N. Özcan Atamert gerçek bir "Cumhuriyet Kadını"... Sözde değil özde Atatürk sever. Atatürk'ün ülküsünde yer alan (her alanda) bir Türk kadını olmanın onurunu yüreğinde hep yaşadı, yaşattı. "Atamızın İzi Her Gönülde" başlığını taşıyan şiirinde şöyle diyor:

"Tarihe ışık tutan Atatürk'ün adıyla 
Hepimiz tek kalp olduk sınırları koruduk, 
İçimizde yaşattık nice gerçek yılları, 
ATAMIZ'm hür yolunda tanıdık kahramanları. 
O çizgi her gönülde izinde hep Atamızın 
Zafer ve Şan dileyerek ilkelerde var olacak 
Türk Ordusu askeriyle hep zaferle anılacak 
Türk devleti kudretiyle ilelebet var olacak..."

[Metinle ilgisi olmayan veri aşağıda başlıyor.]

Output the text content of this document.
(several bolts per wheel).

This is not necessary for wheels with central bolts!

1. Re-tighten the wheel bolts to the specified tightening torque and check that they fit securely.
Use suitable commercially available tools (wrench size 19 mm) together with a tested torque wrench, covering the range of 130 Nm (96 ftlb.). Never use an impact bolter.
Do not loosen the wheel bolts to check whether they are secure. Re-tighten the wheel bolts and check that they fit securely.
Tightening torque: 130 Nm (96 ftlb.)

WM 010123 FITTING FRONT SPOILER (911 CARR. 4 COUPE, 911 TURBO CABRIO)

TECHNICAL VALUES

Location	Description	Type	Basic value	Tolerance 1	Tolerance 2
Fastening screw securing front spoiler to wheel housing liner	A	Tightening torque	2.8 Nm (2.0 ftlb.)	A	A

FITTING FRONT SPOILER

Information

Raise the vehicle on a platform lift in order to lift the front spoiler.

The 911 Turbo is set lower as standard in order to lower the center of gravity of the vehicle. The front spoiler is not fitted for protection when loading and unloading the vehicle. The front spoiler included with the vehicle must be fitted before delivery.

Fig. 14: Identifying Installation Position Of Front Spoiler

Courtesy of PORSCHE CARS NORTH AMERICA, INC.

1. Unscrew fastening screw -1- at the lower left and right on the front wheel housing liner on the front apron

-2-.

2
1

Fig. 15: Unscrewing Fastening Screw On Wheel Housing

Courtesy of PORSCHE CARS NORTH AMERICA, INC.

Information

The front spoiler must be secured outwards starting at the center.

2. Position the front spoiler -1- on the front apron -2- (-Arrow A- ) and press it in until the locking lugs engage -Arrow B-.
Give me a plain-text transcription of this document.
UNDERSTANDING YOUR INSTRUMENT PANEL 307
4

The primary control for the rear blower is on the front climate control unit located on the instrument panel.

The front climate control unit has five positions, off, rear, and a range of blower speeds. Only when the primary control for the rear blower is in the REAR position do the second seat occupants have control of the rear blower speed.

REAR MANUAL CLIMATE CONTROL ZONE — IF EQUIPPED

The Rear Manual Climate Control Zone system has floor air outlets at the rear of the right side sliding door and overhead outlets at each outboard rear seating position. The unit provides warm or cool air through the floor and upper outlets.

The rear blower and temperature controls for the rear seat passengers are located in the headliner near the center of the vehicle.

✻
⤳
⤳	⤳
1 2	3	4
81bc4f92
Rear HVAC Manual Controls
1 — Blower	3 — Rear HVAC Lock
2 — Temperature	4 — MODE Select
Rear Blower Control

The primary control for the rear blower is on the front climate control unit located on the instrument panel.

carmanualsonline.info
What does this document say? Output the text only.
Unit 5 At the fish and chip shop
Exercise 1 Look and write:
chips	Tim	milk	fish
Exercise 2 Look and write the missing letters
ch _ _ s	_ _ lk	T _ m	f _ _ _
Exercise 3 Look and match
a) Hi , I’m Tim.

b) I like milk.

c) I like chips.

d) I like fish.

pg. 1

N. Özcan Atamert'in kanında Atatürk sevgisi var. Büyük tarihçi Cemal Kutay'ın yazısından bir alıntı yapmadan yazımı bitirmek istemedim: 

"... Özcan Atamert'in soyadında bile bağrından Atatürk'ü çıkarmış kahraman neslin izlerine rastlarsınız: Babası Daniş Karabelen, daha Harbiye son sınıf talebesiyken kendi başvurusuyla Filistin cephesinde Mustafa Kemal'in Yıldırım orduları Garp komutanlığında emrine girmiş, O'nun Çankaya devrinin son yıllarını Muhafız Alayı Komutanlığında devam ettirmiştir. Bu görevini, Arap çöllerinde ayağına giren kurşunla, Kore Alay Komutanlığında başından aldığı yarayla sürdürmüş...." 

Özcan Atamert'in kimi şiiri tango olarak kimi şiiri şarkı olarak bestelenmiş ve repertuarlarımızda yer almış. Ömrünün "Her Zaman Bahar" olmasını diliyorum.